There is currently no reliable benchmarking method for evaluating the accuracy and correctness of SfM reconstructions specifically in terms of how well they address the doppelganger issue. We propose to leverage mapping sites like Mapillary, which provide images with location metadata that can serve as probes for validating a 3D model. We first collect sequences of geo-tagged Mapillary images around the target location and register them to the SfM model. Then, we use RANSAC to align the registered cameras and their geolocations. The inlier ratio (IR) is computed as an indicator of model accuracy. (Bottom) In the model corrupted by doppelganger pairs, the registered cameras all collapse to one side. We see that the camera poses estimated with COLMAP (right, in red) do not align well with the geotags (green), leading to a low inlier ratio, but our method leads to a much closer alignment.

Evaluation on Pairwise Visual Disambiguation

We evaluate DG-OG and our method trained on DG only and DG+VisymScenes (two numbers per cell) on three test sets. Both DG-OG and ours benefit from dataset expansion, whereas ours gained more generalizability on out-of-domain test set (Mapillary) after training on both. Our classifier constantly demonstrates better precision, recall across all settings.

Evaluation on SfM Reconstruction Disambiguation

We compare reconstructions from COLMAP, DG-OG, and our method. τ=0.8 is used unless otherwise stated. The '+' symbol indicates split reconstruction components; e.g., DG-OG and our method split the Radcliffe Camera reconstruction into two components.
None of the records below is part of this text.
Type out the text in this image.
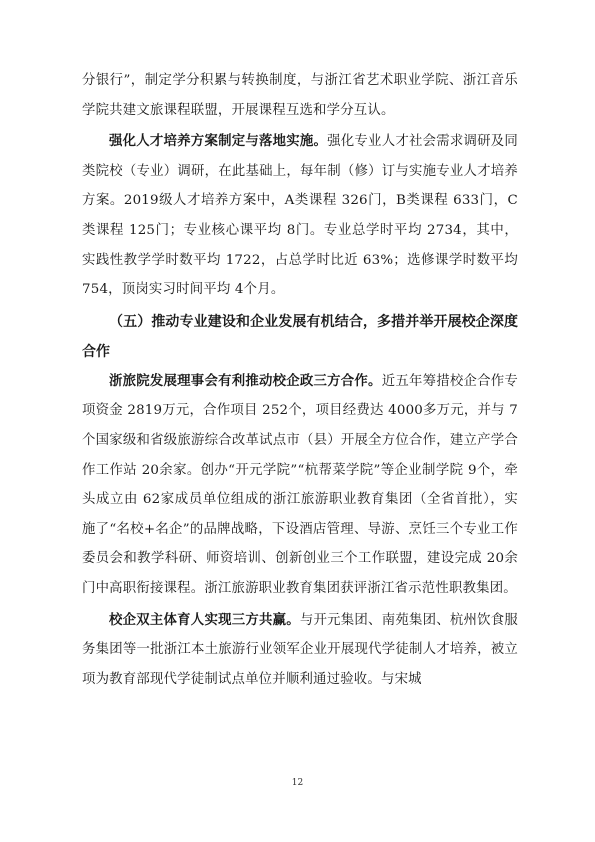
分银行”，制定学分积累与转换制度，与浙江省艺术职业学院、浙江音乐学院共建文旅课程联盟，开展课程互选和学分互认。

强化人才培养方案制定与落地实施。强化专业人才社会需求调研及同类院校（专业）调研，在此基础上，每年制（修）订与实施专业人才培养方案。2019级人才培养方案中，A类课程 326门，B类课程 633门，C类课程 125门；专业核心课平均 8门。专业总学时平均 2734，其中，实践性教学学时数平均 1722，占总学时比近 63%；选修课学时数平均 754，顶岗实习时间平均 4个月。

（五）推动专业建设和企业发展有机结合，多措并举开展校企深度合作

浙旅院发展理事会有利推动校企政三方合作。近五年筹措校企合作专项资金 2819万元，合作项目 252个，项目经费达 4000多万元，并与 7个国家级和省级旅游综合改革试点市（县）开展全方位合作，建立产学合作工作站 20余家。创办“开元学院”“杭帮菜学院”等企业制学院 9个，牵头成立由 62家成员单位组成的浙江旅游职业教育集团（全省首批），实施了“名校+名企”的品牌战略，下设酒店管理、导游、烹饪三个专业工作委员会和教学科研、师资培训、创新创业三个工作联盟，建设完成 20余门中高职衔接课程。浙江旅游职业教育集团获评浙江省示范性职教集团。

校企双主体育人实现三方共赢。与开元集团、南苑集团、杭州饮食服务集团等一批浙江本土旅游行业领军企业开展现代学徒制人才培养，被立项为教育部现代学徒制试点单位并顺利通过验收。与宋城

12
Because VisymScenes scenes are large, we report statistics on the largest reconstruction component produced by COLMAP, and identify the corresponding (split) components in the results of DG-OG and ours.

SfM disambiguation on MegaScenes

DG-OG fails to disambiguate this scene, predicting incorrect scores for image pairs. Our method correctly splits the model into two clean components. (White background) SfM results from DG-OG and ours. (Black background) Verification using geo-tagged images, red points represent registered cameras and green points represent geolocations, inlier ratio (IR) is labeled on the bottom right.

SfM disambiguation on VisymScenes

Our classifier is more robust than DG-OG on test scenes from new domains, like everyday street scenes. DG-OG has difficulty disambiguating such scenes, leading to incorrect geometry and entengled components.

Combine with MASt3R-SfM

While MASt3R’s features are powerful, MASt3R-SfM is not free from doppelganger issues. Although our classifier was trained on image pairs mined through COLMAP’s feature matching module (i.e. w/ SIFT features), it effectively prunes incorrect matches generated by MASt3R, restoring accurate reconstruction results.

Acknowledgment

We thank Joseph Tung and Brandon Li for their valuable discussions and help with the webviewer. This work was supported by the Intelligence Advanced Research Projects Activity (IARPA) via Department of Interior/Interior Business Center (DOI/IBC) contract number 140D0423C0035. The U.S. Government is authorized to reproduce and distribute reprints for governmental purposes notwithstanding any copyright annotation thereon. Disclaimer: The views and conclusions contained herein are those of the authors and should not be interpreted as necessarily representing the official policies or endorsements, either expressed or implied, of IARPA, DOI/IBC, or the U.S. Government. This research was also supported in part by the National Science Foundation under award IIS-2212084.